“El mundo está entrando en la era del caos”. Así de contundente y dramático se mostraba la semana pasada el secretario general de la ONU, António Guterres, que no es un indocumentado alarmista precisamente. Y lo cierto es que da igual el prisma desde el que se enfoque esta afirmación, tanto a nivel mundial, como a nivel europeo, como a nivel de España, como a nivel provincial. La sensación es que vamos hacia el caos. Y, la verdad, es que lo que pasa a nivel global nos influye, y mucho. Pero es un terreno en el que desde la provincia de Castellón no podemos hacer absolutamente nada. Pero sí que me preocupa especialmente lo que pasa a nivel provincial, porque sí que tenemos armas para obligar a qué se cambien algunas cosas, por el bien de todos.
Y no se trata simplemente, que ya es bastante, de las movilizaciones de los agricultores, el respaldo incipiente de los transportistas o las últimas paradas también por parte de los pescadores. Porque lo cierto es que, salvo el sector servicios, que va viento en popa gracias a nuestro afán consumista, que no tiene límite a pesar del aumento desbocado de los precios, el sector primario y el industrial se encuentran bajo mínimos y con una alarmante tendencia a empeorar.
Y mira que nos parecía que era difícil que nuestra economía pudiese empeorar mucho más, después de los cierres, ERTEs y despidos en la industria cerámica y otros sectores vinculados directa e indirectamente a nuestro azulejo.
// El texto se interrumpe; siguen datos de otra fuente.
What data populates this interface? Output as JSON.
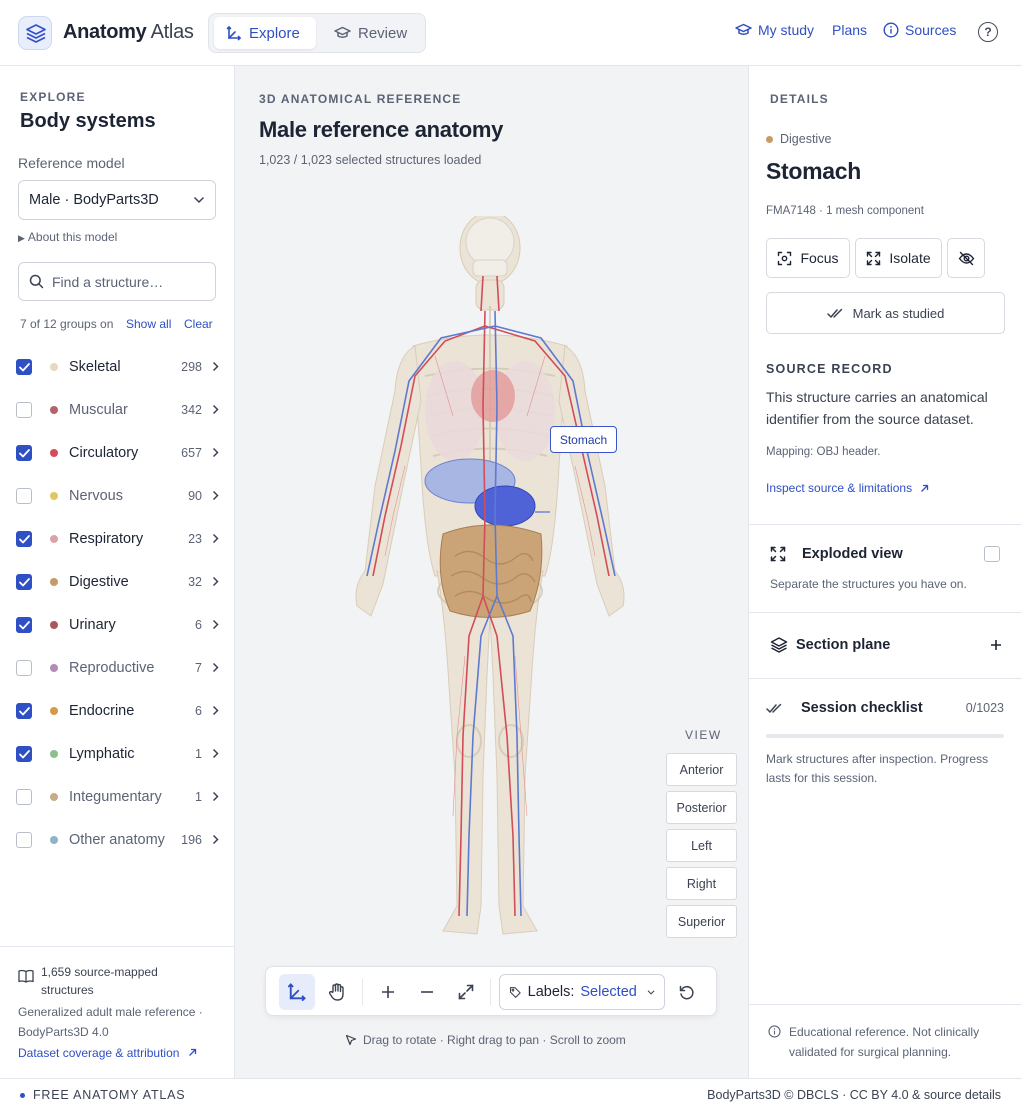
{
  "app": {
    "brand_bold": "Anatomy",
    "brand_light": "Atlas"
  },
  "modes": [
    {
      "label": "Explore",
      "active": true
    },
    {
      "label": "Review",
      "active": false
    }
  ],
  "toplinks": {
    "my_study": "My study",
    "plans": "Plans",
    "sources": "Sources",
    "help": "?"
  },
  "sidebar": {
    "eyebrow": "EXPLORE",
    "title": "Body systems",
    "model_label": "Reference model",
    "model_value": "Male · BodyParts3D",
    "about": "About this model",
    "search_placeholder": "Find a structure…",
    "group_summary": "7 of 12 groups on",
    "show_all": "Show all",
    "clear": "Clear",
    "groups": [
      {
        "name": "Skeletal",
        "count": "298",
        "on": true,
        "color": "#e6d9bf"
      },
      {
        "name": "Muscular",
        "count": "342",
        "on": false,
        "color": "#b5636a"
      },
      {
        "name": "Circulatory",
        "count": "657",
        "on": true,
        "color": "#d24d57"
      },
      {
        "name": "Nervous",
        "count": "90",
        "on": false,
        "color": "#e1c760"
      },
      {
        "name": "Respiratory",
        "count": "23",
        "on": true,
        "color": "#d9a3a7"
      },
      {
        "name": "Digestive",
        "count": "32",
        "on": true,
        "color": "#c79a6a"
      },
      {
        "name": "Urinary",
        "count": "6",
        "on": true,
        "color": "#a65a5e"
      },
      {
        "name": "Reproductive",
        "count": "7",
        "on": false,
        "color": "#b48bb5"
      },
      {
        "name": "Endocrine",
        "count": "6",
        "on": true,
        "color": "#d29a4a"
      },
      {
        "name": "Lymphatic",
        "count": "1",
        "on": true,
        "color": "#8dbf8b"
      },
      {
        "name": "Integumentary",
        "count": "1",
        "on": false,
        "color": "#c8ab87"
      },
      {
        "name": "Other anatomy",
        "count": "196",
        "on": false,
        "color": "#8db5c3"
      }
    ],
    "footer": {
      "mapped": "1,659 source-mapped structures",
      "desc": "Generalized adult male reference · BodyParts3D 4.0",
      "link": "Dataset coverage & attribution"
    }
  },
  "main": {
    "eyebrow": "3D ANATOMICAL REFERENCE",
    "title": "Male reference anatomy",
    "sub": "1,023 / 1,023 selected structures loaded",
    "callout": "Stomach",
    "view_label": "VIEW",
    "views": [
      "Anterior",
      "Posterior",
      "Left",
      "Right",
      "Superior"
    ],
    "labels_prefix": "Labels:",
    "labels_value": "Selected",
    "hint": "Drag to rotate · Right drag to pan · Scroll to zoom"
  },
  "details": {
    "eyebrow": "DETAILS",
    "system": "Digestive",
    "system_color": "#c79a6a",
    "name": "Stomach",
    "id": "FMA7148 · 1 mesh component",
    "focus": "Focus",
    "isolate": "Isolate",
    "mark": "Mark as studied",
    "source_head": "SOURCE RECORD",
    "source_body": "This structure carries an anatomical identifier from the source dataset.",
    "mapping": "Mapping: OBJ header.",
    "inspect": "Inspect source & limitations",
    "exploded_title": "Exploded view",
    "exploded_sub": "Separate the structures you have on.",
    "section_title": "Section plane",
    "checklist_title": "Session checklist",
    "checklist_count": "0/1023",
    "checklist_progress": 0,
    "checklist_sub": "Mark structures after inspection. Progress lasts for this session.",
    "notice": "Educational reference. Not clinically validated for surgical planning."
  },
  "footer": {
    "left": "FREE ANATOMY ATLAS",
    "right": "BodyParts3D © DBCLS · CC BY 4.0 & source details"
  }
}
Pero el campo ha dicho basta después de muchos años, incluso décadas, agonizando sin que nadie haya asumido la responsabilidad de guiar e incentivar una transición hacia modelos más productivos, rentables y que aporten mayor valor añadido a la calidad de nuestros productos, que pese a ser evidente, no garantiza para nada buenos precios, al menos en el campo.
Y, ante esta tesitura de falta de rentabilidad mientras no se garanticen unos precios mínimos en el campo que compensen los costes de producción, los agricultores se encuentran con una burocracia, unas exigencias medioambientales, una legislación sanitaria y unas importaciones de productores de otros países a los que la Unión Europea y el Gobierno español les permiten saltarse estos controles, hasta el punto de que aquí se encuentran en inferioridad debido a esta competencia desleal.
Empecemos por eso último, porque me parece una cagada supina que, como mínimo, no exijamos que los productos que importamos de otros países deban cumplir las mismas exigencias que deben cumplir los que se producen en España. ¡Qué mínimo que exigir reciprocidad! Tan simple como eso. Sigamos por las trabas burocráticas que sufren nuestros agricultores y ganaderos. Si ya son difíciles de cumplir para personas y empresas habituadas a trabajar con la Administración Pública, qué decir de profesionales del campo, que apenas tienen ingresos suficientes para mantener a su familia. ¡Cómo para tener que andar contratando abogados y gestores que les ayuden con tanto papeleo!
Y finalicemos por el precio que les pagan por sus productos los grandes distribuidores agroalimentarios. No sé que es más ridículo y doloroso, que apenas reciban por sus cítricos el 10% del precio de venta en los lineales de los supermercados, o que les paguen 20 céntimos por cada kilo y luego les cobren 15 céntimos por cada bolsa de plástico que compran en el super.
Es curioso que la mayoría de los productos agropecuarios hayan visto disparados sus precios en las tiendas y que los productores primarios no se hayan enterado de esta inflación salvaje a la hora de contabilizar sus ingresos. Debería regularse por ley la prohibición de las ventas a pérdidas y fijar unos precios mínimos de compra en el campo.
Pero si nadie ha sido capaz de obligar a las administraciones superiores, especialmente al Gobierno, a tomarse en serio la crisis de nuestra cerámica, no confío demasiado en que ahora vaya a ser diferente, aunque todos sepamos que querer es poder.
De todas formas, no hagan mucho caso… que es solo mi opinión.